Un corridor pétrolier remis au centre du jeu régional

Le département d’État américain a présenté la remise en état de l’oléoduc Irak-Syrie comme un projet d’infrastructure prioritaire pour Bagdad, Damas et leurs partenaires régionaux. L’ouvrage doit reconnecter une partie de la production pétrolière irakienne à des débouchés d’exportation méditerranéens, puis à d’autres marchés.

Washington indique qu’un consortium international piloté par les États-Unis doit prendre en charge les volets techniques et financiers du projet. Une fois réhabilité, l’oléoduc disposerait d’une capacité initiale de transport de 2 millions de barils de pétrole brut par jour, selon le communiqué américain publié vendredi.

La fermeture d’Ormuz renforce l’intérêt des routes terrestres

Le projet prend une dimension stratégique accrue depuis la nouvelle fermeture du détroit d’Ormuz par l’Iran, intervenue après la reprise des frappes américaines le 7 juillet.
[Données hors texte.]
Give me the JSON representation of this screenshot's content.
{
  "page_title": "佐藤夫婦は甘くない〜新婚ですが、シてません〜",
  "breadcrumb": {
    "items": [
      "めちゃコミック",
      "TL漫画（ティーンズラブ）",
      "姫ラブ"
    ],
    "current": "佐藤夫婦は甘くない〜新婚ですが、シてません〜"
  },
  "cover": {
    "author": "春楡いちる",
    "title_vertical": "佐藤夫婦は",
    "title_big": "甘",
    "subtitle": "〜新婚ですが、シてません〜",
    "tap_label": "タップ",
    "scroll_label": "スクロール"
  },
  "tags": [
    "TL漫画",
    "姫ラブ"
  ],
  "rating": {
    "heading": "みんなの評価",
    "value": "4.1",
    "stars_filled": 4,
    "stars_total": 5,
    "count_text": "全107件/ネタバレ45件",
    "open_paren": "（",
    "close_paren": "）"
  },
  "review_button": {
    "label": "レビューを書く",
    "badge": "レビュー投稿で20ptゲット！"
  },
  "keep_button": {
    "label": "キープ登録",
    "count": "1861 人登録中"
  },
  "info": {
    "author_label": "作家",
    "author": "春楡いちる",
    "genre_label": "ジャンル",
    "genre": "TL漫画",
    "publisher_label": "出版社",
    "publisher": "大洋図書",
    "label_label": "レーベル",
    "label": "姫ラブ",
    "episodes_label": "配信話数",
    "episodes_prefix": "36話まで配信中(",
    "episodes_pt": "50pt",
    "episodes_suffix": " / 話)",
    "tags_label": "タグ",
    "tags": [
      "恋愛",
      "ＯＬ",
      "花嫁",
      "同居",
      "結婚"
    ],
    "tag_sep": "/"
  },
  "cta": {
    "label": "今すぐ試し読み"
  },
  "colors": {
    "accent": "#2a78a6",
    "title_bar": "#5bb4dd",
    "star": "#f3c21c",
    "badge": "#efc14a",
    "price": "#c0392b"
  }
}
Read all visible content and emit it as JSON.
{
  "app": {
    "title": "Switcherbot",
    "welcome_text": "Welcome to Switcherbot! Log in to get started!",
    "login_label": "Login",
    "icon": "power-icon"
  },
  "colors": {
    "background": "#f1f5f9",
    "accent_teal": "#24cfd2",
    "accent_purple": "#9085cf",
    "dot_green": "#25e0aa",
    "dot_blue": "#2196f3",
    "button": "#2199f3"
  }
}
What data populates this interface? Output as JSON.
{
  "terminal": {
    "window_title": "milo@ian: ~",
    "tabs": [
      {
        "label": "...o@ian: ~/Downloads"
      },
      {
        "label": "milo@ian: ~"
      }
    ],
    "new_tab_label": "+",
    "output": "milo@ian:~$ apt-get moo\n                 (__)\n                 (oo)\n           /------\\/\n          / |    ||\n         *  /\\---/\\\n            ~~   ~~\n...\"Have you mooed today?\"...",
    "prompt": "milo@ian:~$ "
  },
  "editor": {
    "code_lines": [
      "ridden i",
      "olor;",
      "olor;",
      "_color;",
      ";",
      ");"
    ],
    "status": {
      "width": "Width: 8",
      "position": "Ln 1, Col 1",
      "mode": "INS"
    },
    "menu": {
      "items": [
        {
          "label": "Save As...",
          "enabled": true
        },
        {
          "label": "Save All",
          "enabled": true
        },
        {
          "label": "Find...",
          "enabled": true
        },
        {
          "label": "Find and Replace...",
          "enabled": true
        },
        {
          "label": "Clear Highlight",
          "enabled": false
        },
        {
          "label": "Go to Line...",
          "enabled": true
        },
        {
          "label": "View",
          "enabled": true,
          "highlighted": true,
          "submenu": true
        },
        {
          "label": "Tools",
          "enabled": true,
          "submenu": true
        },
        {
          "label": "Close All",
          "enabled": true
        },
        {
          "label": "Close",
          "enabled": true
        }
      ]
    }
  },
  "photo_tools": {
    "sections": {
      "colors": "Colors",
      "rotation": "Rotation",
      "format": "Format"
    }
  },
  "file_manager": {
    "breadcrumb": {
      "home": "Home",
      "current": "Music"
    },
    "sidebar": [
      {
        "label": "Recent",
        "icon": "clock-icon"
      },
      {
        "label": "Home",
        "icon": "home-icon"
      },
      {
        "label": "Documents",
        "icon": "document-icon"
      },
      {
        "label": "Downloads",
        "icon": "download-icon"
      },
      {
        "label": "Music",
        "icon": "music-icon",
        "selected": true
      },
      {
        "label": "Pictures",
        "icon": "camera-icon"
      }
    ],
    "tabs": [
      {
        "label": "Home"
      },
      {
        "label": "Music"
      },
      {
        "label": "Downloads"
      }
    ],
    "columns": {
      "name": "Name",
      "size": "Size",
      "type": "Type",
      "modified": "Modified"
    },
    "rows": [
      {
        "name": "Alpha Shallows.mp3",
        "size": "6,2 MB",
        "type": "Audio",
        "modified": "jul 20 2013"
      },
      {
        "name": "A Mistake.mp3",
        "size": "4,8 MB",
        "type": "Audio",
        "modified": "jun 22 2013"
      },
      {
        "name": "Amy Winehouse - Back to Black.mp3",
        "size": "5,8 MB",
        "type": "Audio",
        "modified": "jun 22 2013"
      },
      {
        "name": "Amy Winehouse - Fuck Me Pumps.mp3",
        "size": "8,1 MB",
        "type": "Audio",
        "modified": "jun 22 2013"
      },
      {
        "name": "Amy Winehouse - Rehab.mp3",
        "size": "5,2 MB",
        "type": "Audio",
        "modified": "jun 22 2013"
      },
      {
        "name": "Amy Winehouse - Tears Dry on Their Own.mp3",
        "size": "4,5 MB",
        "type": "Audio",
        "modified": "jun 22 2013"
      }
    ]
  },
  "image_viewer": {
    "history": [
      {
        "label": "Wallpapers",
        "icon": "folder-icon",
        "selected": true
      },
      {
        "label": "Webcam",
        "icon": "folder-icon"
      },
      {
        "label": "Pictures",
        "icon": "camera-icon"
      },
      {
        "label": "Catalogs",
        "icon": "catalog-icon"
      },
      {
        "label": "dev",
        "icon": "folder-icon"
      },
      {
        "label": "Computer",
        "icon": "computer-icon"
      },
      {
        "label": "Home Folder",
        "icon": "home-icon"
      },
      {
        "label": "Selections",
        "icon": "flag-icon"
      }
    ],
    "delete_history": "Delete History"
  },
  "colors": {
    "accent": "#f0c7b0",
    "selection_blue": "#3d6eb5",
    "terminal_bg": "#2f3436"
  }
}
Les États-Unis ont de leur côté rétabli le blocus des ports iraniens, dans un contexte de reprise des hostilités entre Washington et Téhéran.

En 2025, près de 15 millions de barils par jour de brut, soit environ 34 % du commerce mondial de brut, ont transité par Ormuz, selon l’Agence internationale de l’énergie dans une fiche publiée en février 2026. L’Irak représentait 3,32 millions de barils par jour de brut et 0,31 million de barils par jour de produits pétroliers dans ces flux.

Début avril, Bagdad avait déjà annoncé le début de transports de pétrole par camion à travers la Syrie, en vue d’une réexportation, en raison de la fermeture du détroit. Cette solution routière restait toutefois distincte d’une remise en service d’oléoduc, beaucoup plus capacitaire et dépendante de travaux lourds sur l’infrastructure.

TotalEnergies défend l’option syrienne

Le PDG de TotalEnergies Patrick Pouyanné avait évoqué la semaine précédente, à Damas, le rôle potentiel de la Syrie comme « pays de transit important pour le pétrole qui vient d'Irak vers la Méditerranée ». Il accompagnait alors la visite du président français Emmanuel Macron.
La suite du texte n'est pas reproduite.